Dilma afastada pelo Senado denuncia "farsa política e jurídica"

Dilma Rousseff denunciou esta quinta-feira o que considera ser a “sabotagem” de que foi alvo pelos partidos da oposição. Já após ter sido notificada da destituição da Presidência por 180 dias, assumiu-se “inocente” e insiste que o processo de impeachment não passa de um “verdadeiro golpe”.

Ana Sanlez - RTP /
Adriano Machado - Reuters

Dilma Rousseff compareceu na tarde desta quinta-feira no Palácio do Planalto para um discurso ao país. Disse-se vítima de uma “farsa política e jurídica” que culminou com a sua destituição por seis meses, por decisão do Senado brasileiro.

Para a Presidente destituída, “o que está em jogo não é apenas o meu mandato, é o respeito às urnas, a vontade soberana do povo brasileiro e a Constituição. O que está em jogo são as conquistas dos últimos 13 anos”.

Dilma Rousseff denunciou “os riscos de um impeachment fraudulento” e insistiu que o seu Governo “tem sido alvo de intensa e incessante sabotagem”.

"Desde que fui eleita, parte da oposição inconformada pediu a recontagem dos votos, tentou anular as eleições e depois passou a conspirar abertamente pelo meu impeachment. Mergulharam o país num estado permanente de instabilidade política, impedindo a recuperação da economia, com o único objetivo de tomar à força o que não conquistaram nas urnas. O meu Governo tem sido alvo de intensa e incessante sabotagem", acusou Dilma Rousseff.
Erros que não são crimes
A Presidente, que foi destituída com o voto favorável de 55 senadores, depois de uma maratona que durou mais de 20 horas, desmente os crimes pelos quais é acusada, nomeadamente as chamadas "pedaladas fiscais".

"Não cometi crime de responsabilidade, não há razão para um processo de impeachment, não tenho contas no exterior, nunca recebi propinas, jamais compactuei com a corrupção. Este processo é frágil, juridicamente inconsistente, um processo injusto desencadeado contra uma pessoa honesta e inocente", declarou.
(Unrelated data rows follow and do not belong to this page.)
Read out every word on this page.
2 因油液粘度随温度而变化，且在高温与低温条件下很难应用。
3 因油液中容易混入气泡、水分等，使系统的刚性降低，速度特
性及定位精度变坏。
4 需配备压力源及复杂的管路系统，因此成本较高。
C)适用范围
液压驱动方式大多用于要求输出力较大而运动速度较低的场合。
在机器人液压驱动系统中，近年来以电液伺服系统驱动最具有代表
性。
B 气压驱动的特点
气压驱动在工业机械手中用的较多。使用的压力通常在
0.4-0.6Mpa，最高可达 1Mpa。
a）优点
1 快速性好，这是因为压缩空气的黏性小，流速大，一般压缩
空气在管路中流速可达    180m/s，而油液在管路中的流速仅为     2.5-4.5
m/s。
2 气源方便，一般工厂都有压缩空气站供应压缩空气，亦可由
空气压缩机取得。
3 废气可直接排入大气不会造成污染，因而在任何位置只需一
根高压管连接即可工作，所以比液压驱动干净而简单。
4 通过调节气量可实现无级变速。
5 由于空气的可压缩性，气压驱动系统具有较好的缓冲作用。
"Posso ter cometido erros mas não cometi crimes. Estou a ser julgada injustamente por ter feito tudo o que a lei me autorizava a fazer. Os atos que pratiquei foram legais e necessários. Atos idênticos foram executados pelos presidentes que me antecederam. Não era crime na época deles e não é crime agora. Tratam como crime um ato corriqueiro de gestão", vincou a Presidente afastada.

Ainda segundo Dilma Rousseff, "a maior das brutalidades que pode ser cometida contra qualquer ser humano é puni-lo por um crime que não cometeu. Não existe justiça mais devastadora do que condenar um inocente. Esta farsa jurídica deve-se ao facto de que enquanto Presidente nunca aceitei chantagem de qualquer natureza".
"A dor inominável da injustiça"
O Governo de Michel Temer, o até agora vice-presidente que vai substituir Dilma no cargo, foi o principal alvo dos ataques da ex-líder.

"O maior risco para o país neste momento é ser dirigido por um Governo dos sem voto. Este Governo será a grande razão da continuidade da crise política", alertou.

A Presidente suspensa assegura que sempre exerceu o mandato "de forma digna e honesta" e garante que vai lutar "com todos os instrumentos legais de que disponho para exercer o meu mandato até ao fim".
Dilma Rousseff recordou os tempos da ditadura brasileira, quando foi vítima de tortura, para estebelecer uma comparação com o atual momento do país.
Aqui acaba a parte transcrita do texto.